Seminar: “Evolution and Diversification of Butterflies and Moths: Anti-Bat Ultrasound Jamming, Acoustic Deflection, and Visual Lures” by Prof. Akito Kawahara
Prof. Akito Kawahara, Florida Museum of Natural History, McGuire Center for Lepidoptera and Biodiversity, University of Florida
Evolution and Diversification of Butterflies and Moths: Anti-Bat Ultrasound Jamming, Acoustic Deflection, and Visual Lures
Butterflies and moths (Lepidoptera) are a mega-diverse order of insects with nearly 160,000 described species. They are ecologically important as pollinators, are often pests to agriculture, serve as models for many different scientific disciplines, and are key indicators of environmental change, yet a robust evolutionary framework for the order is lacking. I will present the first comprehensive, dated evolutionary tree of butterflies and moths using transcriptomics and target capture from museum specimens, and also discuss ecological mechanisms and traits that may have led to the diversification of these insects on islands and continents.

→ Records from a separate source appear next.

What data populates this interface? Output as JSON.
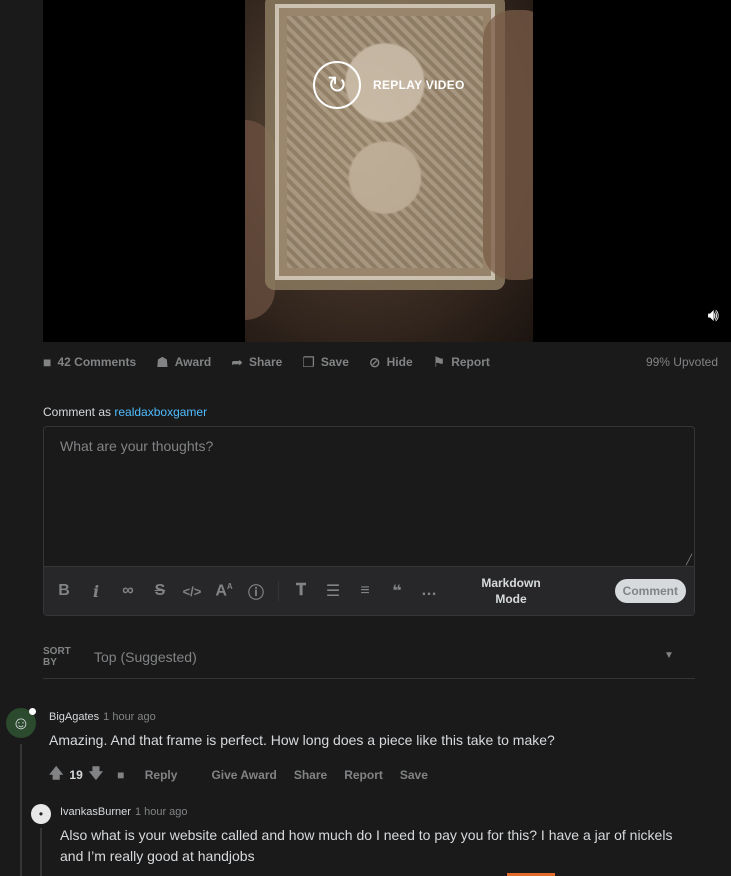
{
  "video": {
    "replay_label": "REPLAY VIDEO",
    "replay_icon": "replay-icon",
    "volume_icon": "volume-icon"
  },
  "post_actions": {
    "comments": "42 Comments",
    "award": "Award",
    "share": "Share",
    "save": "Save",
    "hide": "Hide",
    "report": "Report",
    "upvoted": "99% Upvoted"
  },
  "comment_box": {
    "comment_as_prefix": "Comment as ",
    "username": "realdaxboxgamer",
    "placeholder": "What are your thoughts?",
    "markdown_mode": "Markdown Mode",
    "comment_button": "Comment"
  },
  "sort": {
    "label": "SORT BY",
    "value": "Top (Suggested)"
  },
  "comments": [
    {
      "author": "BigAgates",
      "time": "1 hour ago",
      "body": "Amazing. And that frame is perfect. How long does a piece like this take to make?",
      "score": "19",
      "actions": [
        "Reply",
        "Give Award",
        "Share",
        "Report",
        "Save"
      ]
    },
    {
      "author": "IvankasBurner",
      "time": "1 hour ago",
      "body": "Also what is your website called and how much do I need to pay you for this? I have a jar of nickels and I’m really good at handjobs"
    }
  ],
  "colors": {
    "background": "#1a1a1b",
    "link": "#4fbcff",
    "muted": "#818384",
    "text": "#d7dadc"
  }
}
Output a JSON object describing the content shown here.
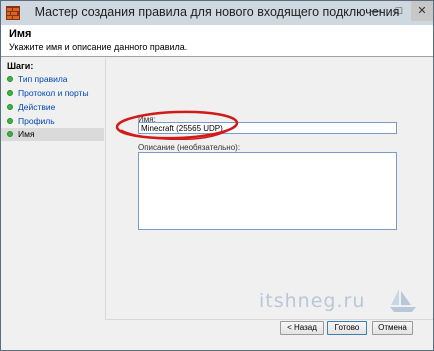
{
  "window": {
    "title": "Мастер создания правила для нового входящего подключения"
  },
  "header": {
    "title": "Имя",
    "subtitle": "Укажите имя и описание данного правила."
  },
  "steps": {
    "title": "Шаги:",
    "items": [
      {
        "label": "Тип правила"
      },
      {
        "label": "Протокол и порты"
      },
      {
        "label": "Действие"
      },
      {
        "label": "Профиль"
      },
      {
        "label": "Имя"
      }
    ]
  },
  "form": {
    "name_label": "Имя:",
    "name_value": "Minecraft (25565 UDP)",
    "desc_label": "Описание (необязательно):",
    "desc_value": ""
  },
  "buttons": {
    "back": "< Назад",
    "finish": "Готово",
    "cancel": "Отмена"
  },
  "watermark": {
    "text": "itshneg.ru"
  },
  "colors": {
    "accent": "#3c7fb1",
    "annotation": "#d11a1a",
    "step_done": "#3fb33f"
  }
}
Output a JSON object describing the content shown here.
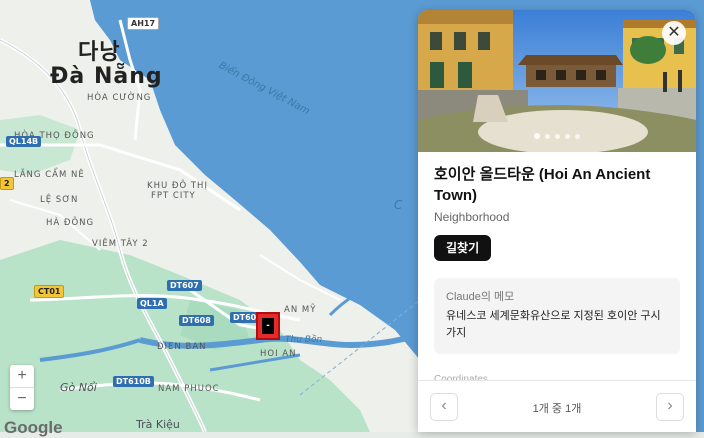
{
  "map": {
    "city_korean": "다낭",
    "city_name": "Đà Nẵng",
    "sea_label": "Biển Đông Việt Nam",
    "sea_label_partial": "C H",
    "districts": [
      "HÒA CƯỜNG",
      "HÒA THỌ ĐÔNG",
      "LĂNG CẨM NÊ",
      "LỆ SƠN",
      "HÀ ĐÔNG",
      "VIÊM TÂY 2",
      "KHU ĐÔ THỊ",
      "FPT CITY",
      "AN MỸ",
      "DIEN BAN",
      "HOI AN",
      "NAM PHUOC",
      "Gò Nổi",
      "Trà Kiệu"
    ],
    "road_shields": [
      "AH17",
      "QL14B",
      "2",
      "CT01",
      "QL1A",
      "DT607",
      "DT608",
      "DT602",
      "DT610B"
    ],
    "river_label": "Thu Bồn",
    "zoom_in": "+",
    "zoom_out": "−",
    "logo": "Google",
    "marker_label": "-"
  },
  "panel": {
    "close": "✕",
    "title": "호이안 올드타운 (Hoi An Ancient Town)",
    "category": "Neighborhood",
    "directions_label": "길찾기",
    "memo_title": "Claude의 메모",
    "memo_text": "유네스코 세계문화유산으로 지정된 호이안 구시가지",
    "next_section": "Coordinates",
    "pager_prev": "‹",
    "pager_next": "›",
    "page_indicator": "1개 중 1개",
    "photo_dots": 5
  },
  "colors": {
    "sea": "#5b9bd3",
    "land": "#eef0ec",
    "marker": "#e52a2a",
    "button": "#111111"
  }
}
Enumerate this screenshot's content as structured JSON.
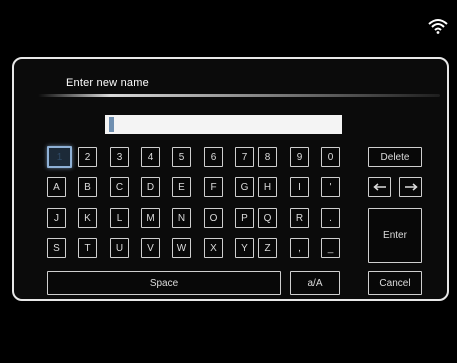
{
  "dialog": {
    "title": "Enter new name",
    "name_value": ""
  },
  "keyboard": {
    "row1": [
      "1",
      "2",
      "3",
      "4",
      "5",
      "6",
      "7",
      "8",
      "9",
      "0"
    ],
    "row2": [
      "A",
      "B",
      "C",
      "D",
      "E",
      "F",
      "G",
      "H",
      "I",
      "'"
    ],
    "row3": [
      "J",
      "K",
      "L",
      "M",
      "N",
      "O",
      "P",
      "Q",
      "R",
      "."
    ],
    "row4": [
      "S",
      "T",
      "U",
      "V",
      "W",
      "X",
      "Y",
      "Z",
      ",",
      "_"
    ],
    "space_label": "Space",
    "case_label": "a/A",
    "delete_label": "Delete",
    "enter_label": "Enter",
    "cancel_label": "Cancel",
    "focused_key": "1"
  },
  "icons": {
    "status": "wifi-icon",
    "left": "arrow-left-icon",
    "right": "arrow-right-icon"
  },
  "colors": {
    "focus": "#8fb1d6",
    "border": "#cfcfcf",
    "background": "#000000"
  }
}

In particular, I will touch on some of our interdisciplinary work: utilization of plants and pollination by moths and butterflies, sonar jamming by hawkmoths, acoustic deflection by luna moth tails, and color vision. I will demonstrate how CT-Scanning is useful in understanding key morphological innovations such as moth eyes and discuss how moth wing shape and flight mechanics may be influencing the evolution of these insects.